Documents written by lawyers are often hard to understand. They’re chock-full of arcane terms, and they systematically violate every precept of the “plain language” movement.
Lawyers have only themselves to blame. Most of them can, and occasionally do, write clearly. But should you insist that your lawyer always use plain English? No, says William Maffucci, an attorney at Semanoff Ormsby Greenberg & Torchia, LLC.
Smart Business spoke with Maffucci about when to insist that your lawyer speak clearly and when, instead, to leave legalese alone.
What is plain language?
Plain language is language that a listener or reader is likely to understand.
Lawyers in the plain-language movement reject the assumptions that legalese is indispensable, that every fact recited at the beginning of an agreement must begin with ‘whereas,’ and that every affidavit must end with ‘further affiant sayeth naught.’ They begin sentences with ‘and’ and ‘but’ rather than ‘moreover’ and ‘notwithstanding the aforesaid.’ They use contractions. Even sentence fragments.

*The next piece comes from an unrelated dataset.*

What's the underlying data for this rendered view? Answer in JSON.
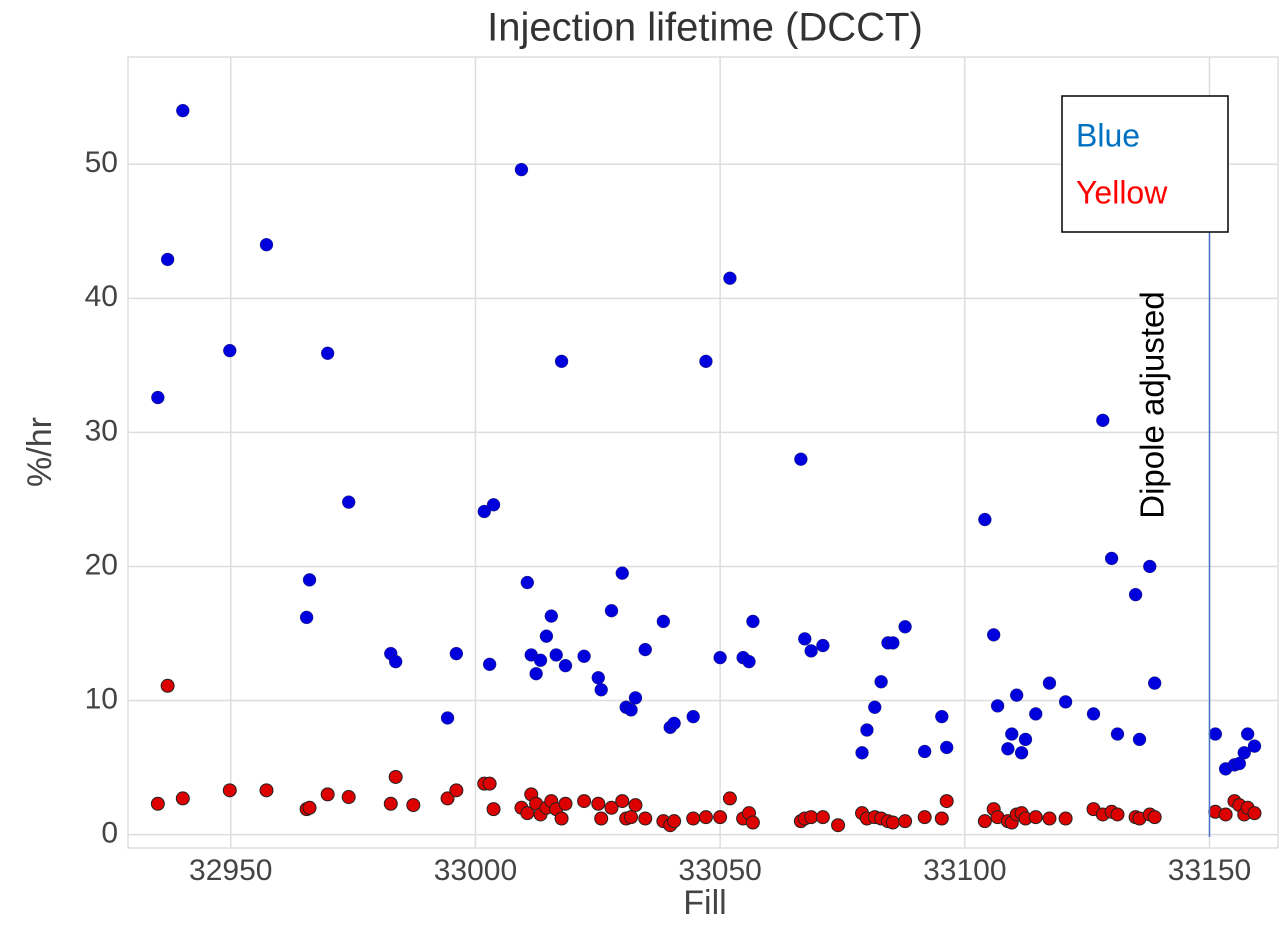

Advocates of plain language prefer small words (provided they do not compromise meaning), short sentences (but not to the point of monotony), short paragraphs (ditto), and the active tense (except when the passive tense serves a purpose). They strive to ‘omit needless words,’ but they recognize that sometimes repetition itself serves a need.
Is plain language always preferable to legalese?
In a perfect world, everyone — lawyers included — would always use plain language. Even in our imperfect world, lawyers should use plain language rather than legalese when all other things are equal. But rarely are all other things equal.
Writing an original document in plain language is hard, and excising legalese from an existing document is harder. Both take time.
Sometimes you should insist that your lawyer take that time. Clarity is critical in some documents, such as employee handbooks. Plain language is sometimes mandatory in consumer contracts. And the ability to enforce a waiver of a constitutional right often depends upon proving that the other party actually understood the waiver.
But sometimes it makes no sense to require a lawyer to spend the time necessary to express a concept with plainer language or greater concision. Common commercial documents that conform to centuries of custom in an industry are likely to be understood by people in the industry. What would requiring your lawyer to rewrite them in plain English achieve, other than a higher legal fee?
Other times, a lawyer may be unwilling to buck tradition. Every term traditionally used in deeds, for example, has at some time been interpreted by the courts. The fact that the term still appears in modern forms leads lawyers to assume that the term serves some (often unknown) purpose.
Have the courts concluded that the traditional terms always serve a purpose?
No. Occasionally the courts have declared that some of traditional conveyancing words can be omitted without consequence. So have the legislatures.
By statute in Pennsylvania, the words ‘grant and convey’ are sufficient to convey real estate, so conveyancers no longer need include the other terms traditionally used for that purpose — ‘bargain and sell, release and confirm.’ But here’s a dirty little secret of the legal profession: Very few lawyers have memorized all of the authorized shortcuts. And I don’t think any court or legislature has ever handed down an opinion or enacted a statute specifying that the continued use of a term that has been deemed to be surplusage makes the instrument ineffective.
At the same time, there have been court decisions and statutes establishing that certain boilerplate phrases (think ‘small print’) are indispensable. One statute makes it important to include in certain contracts a provision specifying that, by signing the contracts, the parties ‘intend to be legally bound.’
And court decisions have turned on the distinction in construction subcontracts between the words ‘if’ and ‘when’ in the phrases ‘pay if paid’ and ‘pay when paid.’ Lawyers share horror stories of fortunes lost in court decisions interpreting such seemingly inconsequential terms. Naturally, the lawyers develop a reluctance to change words that have been used since time immemorial.
Is there a rule of thumb for deciding when to tell you lawyer to use plain English and when to leave legalese alone?
Never stop considering the context in which a lawyer is being asked to communicate. If the lawyer is drafting a loan-participation agreement that will bind only long-established financial institutions conducting business as usual, the lawyer should not be faulted for pulling a tried-and-true template off the shelf and making no effort to clarify it. If the lawyer is drafting workplace rules for a glass factory, the lawyer should be faulted for not using the vernacular of that trade. If the lawyer is drafting an agreement by which the client’s neighbor would grant the client an easement over the neighbor’s property, the lawyer should use language that is likely to be understood not just by the client but also by the neighbor — and by future owners of the properties, if the original parties intend that the easement last in perpetuity.
Consider the additional time that your lawyer would spend to communicate more clearly to be an investment, and always ask yourself whether the investment makes sense.